Plasma extraction efficiency, different from yield, was defined as the ratio of the volume of extracted plasma to that of whole blood. Figure 4 shows a graph of the extraction efficiency and extraction volume of previous plasma extraction methods. Instead of yield, extraction efficiency was adapted in the graph because some of the references did not supply hematocrit information of the whole blood samples. From the various methods, centrifugation boasts the highest (more than 30%) efficiency and a wide range of extraction volumes [4,10,11,12,13]. Generally, microfluidic methods have a wide efficiency range but very limited extraction volume due to the small scale of the channel.

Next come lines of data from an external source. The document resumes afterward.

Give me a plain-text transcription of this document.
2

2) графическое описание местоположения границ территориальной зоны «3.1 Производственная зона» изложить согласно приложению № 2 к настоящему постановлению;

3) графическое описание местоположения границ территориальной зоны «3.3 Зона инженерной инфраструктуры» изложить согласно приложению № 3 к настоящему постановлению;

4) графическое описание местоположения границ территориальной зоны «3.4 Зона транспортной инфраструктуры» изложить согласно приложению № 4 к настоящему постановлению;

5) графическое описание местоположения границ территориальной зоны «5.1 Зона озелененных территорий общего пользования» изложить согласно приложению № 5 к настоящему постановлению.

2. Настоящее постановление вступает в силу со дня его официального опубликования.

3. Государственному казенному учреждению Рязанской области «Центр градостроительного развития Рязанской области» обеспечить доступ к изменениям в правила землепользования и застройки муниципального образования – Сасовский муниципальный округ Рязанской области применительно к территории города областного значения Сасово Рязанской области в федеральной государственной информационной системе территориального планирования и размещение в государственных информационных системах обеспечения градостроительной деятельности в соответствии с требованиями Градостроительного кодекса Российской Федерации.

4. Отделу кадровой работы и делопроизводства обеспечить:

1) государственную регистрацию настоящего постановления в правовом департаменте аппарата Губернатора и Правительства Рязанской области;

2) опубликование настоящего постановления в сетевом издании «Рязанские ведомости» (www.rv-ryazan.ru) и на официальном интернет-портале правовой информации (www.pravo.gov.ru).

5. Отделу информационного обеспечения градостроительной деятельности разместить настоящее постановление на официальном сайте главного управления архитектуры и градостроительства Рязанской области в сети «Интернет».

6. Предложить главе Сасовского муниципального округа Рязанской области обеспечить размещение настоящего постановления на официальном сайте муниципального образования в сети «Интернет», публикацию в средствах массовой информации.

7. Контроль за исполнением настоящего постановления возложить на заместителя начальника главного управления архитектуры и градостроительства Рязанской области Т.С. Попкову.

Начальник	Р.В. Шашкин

For example, electro-kinetic techniques show a limited extraction volume of less than 5 μL owing to their limited working flow rate [14,15,16]. Structural interruption in microfluidic channels can extract plasma via just capillary forces (P−) or with external force fields due to a pump or pressure regulator (P+). Structural interruption techniques without an external force field (P−) can only extract a very limited volume of plasma (less than 3 μL), with low efficiency of less than 10% [35,36,37,38,39,40,41,42,43,44,45], but with an external force field the extraction volume [24,26,46,47] or efficiency [25,27,48,49] are increased. Similarly, membrane filters can extract relatively large amounts of plasma without an external force field (10–20 μL) but with a very limited extraction efficiency of less than 8%, even in commercial kits [17,23]. Extraction of a large volume of plasma with relatively high efficiency (20–30%) requires additional instrumentation to apply the pressure (P+) to the blood on the membrane filter. Table 1 summarizes the previous methods used to extract plasma from whole blood. The dual cover design with a membrane filter can extract more than 20 μL of plasma, with an improved extraction efficiency of 20−25% and without any external instrumentation.

4. Conclusions

In conclusion, we developed an optimized dual-cover microfluidic chip for plasma separation without channel clogging and red blood cell leakage using a membrane filter, two cover designs, and NIs. The developed system successfully satisfied four requirements for POCT plasma separation. Our system accomplished (1) the use of whole blood, (2) high extraction yields of 36–45% within 100 μL, (3) 16 min of operating time, and (4) powerless operation. The developed chip exhibited 20–25% plasma extraction efficiency, which significantly improved upon previous powerless membrane filter techniques. However, operation time is still longer than other active plasma extraction methods, which could be reduced by an additional optimization of filter membrane, channel structure, and characteristics of channel surface. Integration with small and easy instrumentation, i.e., hand-powered pump [50] could be additional solution to reduce the required operation time. Possible absorption of target proteins to the filter membrane could limit highly sensitive detection. We expect that our system could be applied for the detection of diseases with only ~20 µL plasma, for analysis via integration of immunoassay technology into the downstream portion of the straight channel. The developed device to be improved as an on-chip immunoassay platform using whole blood, by integrating our previous published protocols using diluted plasma [31,32]. Despite the successful development of a powerless plasma separation platform, we need to investigate the number of blood cells in the extracted plasma and to validate the recovery rate of proteins, metabolites, and nucleic acids for diagnostic applications in future studies.